Enrollment to be slashed at Cuesta College
March 31, 2011
Cuesta College could turn away more than 3,000 students next fall because of stalled Sacramento budget talks.
“It is a disaster for the community,” said Cuesta College Marketing Director Stephan Gunsaulus who noted the cuts will affect current students, graduating high school seniors and people looking for job training after losing jobs. “There will be a ripple effect on the local economy if we have to cut jobs.”
Statewide, 400,000 students could be excluded from attending community college campuses in the fall because California lawmakers failed to place a tax extension on the June ballot, Community College Chancellor Jack Scott said Wednesday.
Gov. Jerry Brown was unable to get the two-thirds majority required to put the extension on the ballot, which would have required the votes of four Republicans. Sen. Sam Blakeslee, R-San Luis Obispo, sat on the Cuesta College Board of Trustees from 1998 to 2005.
With budget talks stonewalled, the community college 112-campus system faces an $800 million funding cut, nearly 10 percent of its total budget.
Cuesta College is bracing for two shortfall scenarios having to do with the possibility that the school may not receive Proposition 98 funding.
California Proposition 98 requires a minimum percentage of the state budget to be spent on K-14 education using a complex calculation which is economically driven. The Legislature has the power to suspend Proposition 98 with a two-thirds vote.

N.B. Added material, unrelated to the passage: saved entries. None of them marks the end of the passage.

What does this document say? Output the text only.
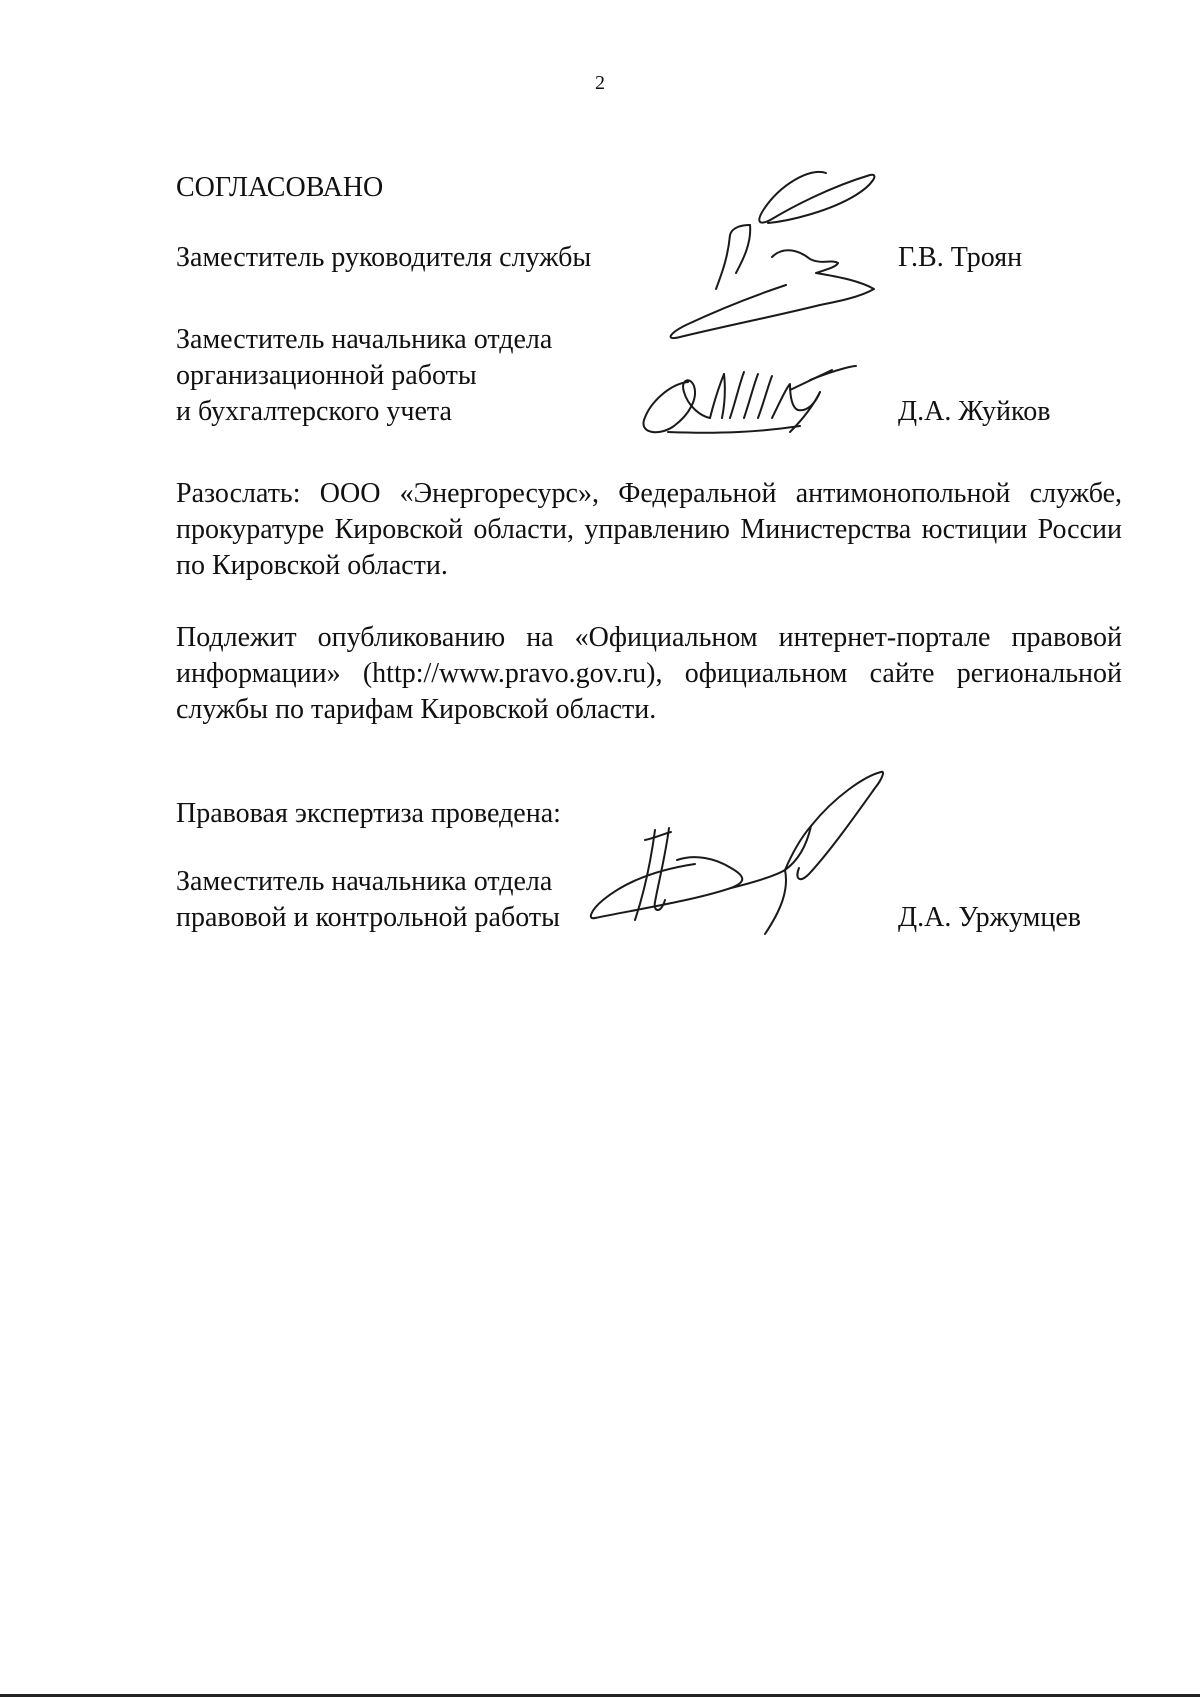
2
СОГЛАСОВАНО
Заместитель руководителя службы	Г.В. Троян
Заместитель начальника отдела
организационной работы
и бухгалтерского учета	Д.А. Жуйков
Разослать: ООО «Энергоресурс», Федеральной антимонопольной службе, прокуратуре Кировской области, управлению Министерства юстиции России по Кировской области.
Подлежит опубликованию на «Официальном интернет-портале правовой информации» (http://www.pravo.gov.ru), официальном сайте региональной службы по тарифам Кировской области.
Правовая экспертиза проведена:
Заместитель начальника отдела
правовой и контрольной работы	Д.А. Уржумцев
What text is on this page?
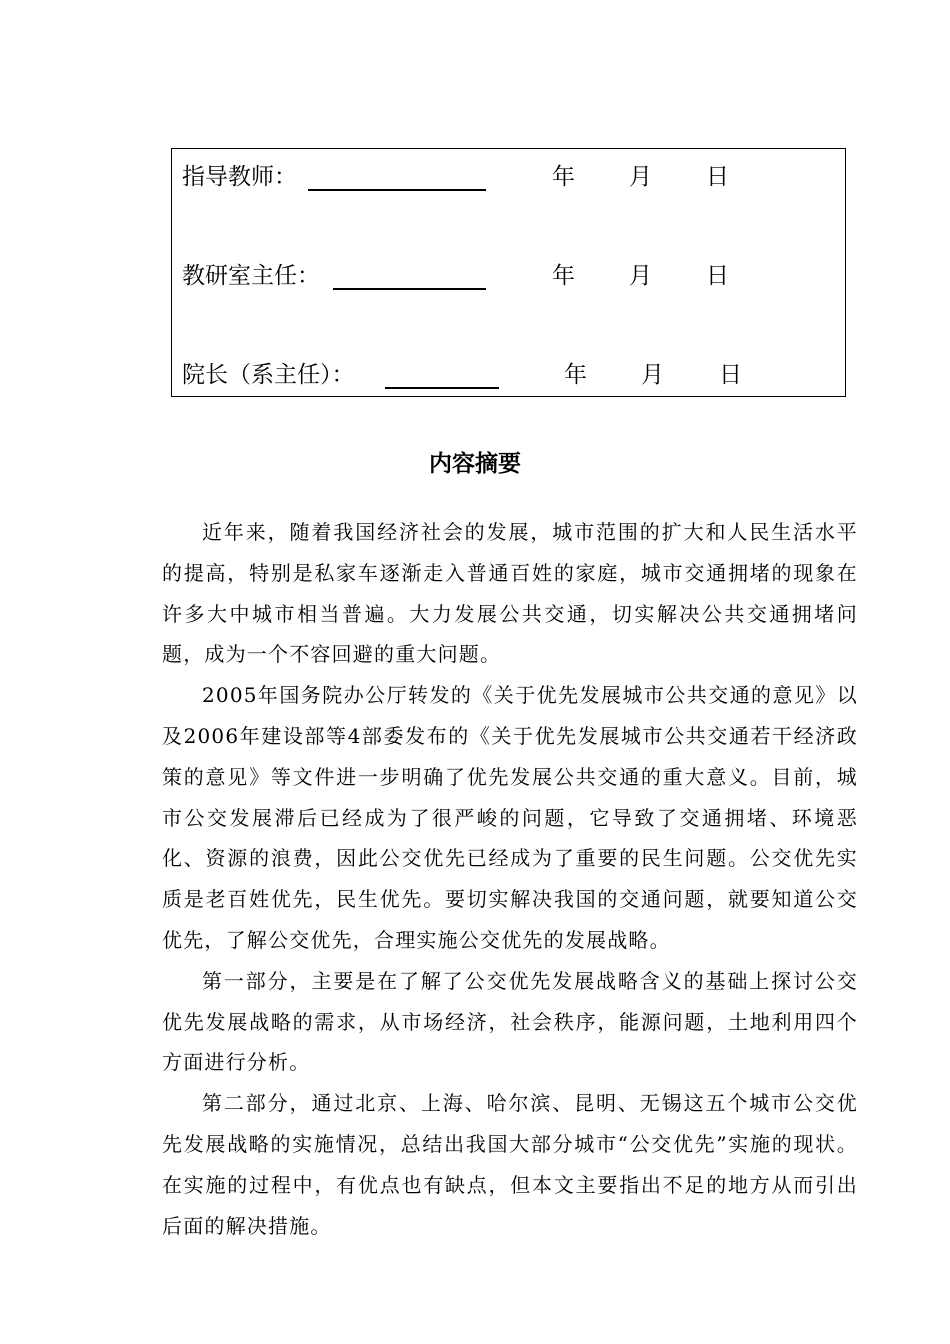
指导教师：	年 月 日
教研室主任：	年 月 日
院长（系主任）：	年 月 日
内容摘要

近年来，随着我国经济社会的发展，城市范围的扩大和人民生活水平的提高，特别是私家车逐渐走入普通百姓的家庭，城市交通拥堵的现象在许多大中城市相当普遍。大力发展公共交通，切实解决公共交通拥堵问题，成为一个不容回避的重大问题。

2005年国务院办公厅转发的《关于优先发展城市公共交通的意见》以及2006年建设部等4部委发布的《关于优先发展城市公共交通若干经济政策的意见》等文件进一步明确了优先发展公共交通的重大意义。目前，城市公交发展滞后已经成为了很严峻的问题，它导致了交通拥堵、环境恶化、资源的浪费，因此公交优先已经成为了重要的民生问题。公交优先实质是老百姓优先，民生优先。要切实解决我国的交通问题，就要知道公交优先，了解公交优先，合理实施公交优先的发展战略。

第一部分，主要是在了解了公交优先发展战略含义的基础上探讨公交优先发展战略的需求，从市场经济，社会秩序，能源问题，土地利用四个方面进行分析。

第二部分，通过北京、上海、哈尔滨、昆明、无锡这五个城市公交优先发展战略的实施情况，总结出我国大部分城市“公交优先”实施的现状。在实施的过程中，有优点也有缺点，但本文主要指出不足的地方从而引出后面的解决措施。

With Proposition 98 funding, Cuesta College is expecting to turn away about 2,000 students, dropping enrollment from 11,831 to about 9,831. In addition, 321 fewer classes will be offered.
Without Proposition 98 funds, about 3,164 students will be turned away from Cuesta College reducing enrollment to approximately 8,667 students. It is projected that 507 classes will be eliminated under the worst case scenario.
Last week, Gov. Jerry Brown signed a bill that increases the fees at all 112 community colleges beginning in the fall 2011 semester from $26 to $36 per unit, a 38 percent boost.
The Legislative Analyst’s Office has recommended that policymakers consider increasing community college fees even further, from $26 to $66 per unit to offset some of the cuts to the community college system. An increase in fees of that magnitude could make it difficult or impossible for the state’s most vulnerable students to attend college.
“We know if you raise fees, fewer students go to college,” Gunsaulus said. “The bottom line is we have less offerings and more demand.”
On a positive note, Cuesta College is offering an unusually robust schedule this summer at $26 a unit.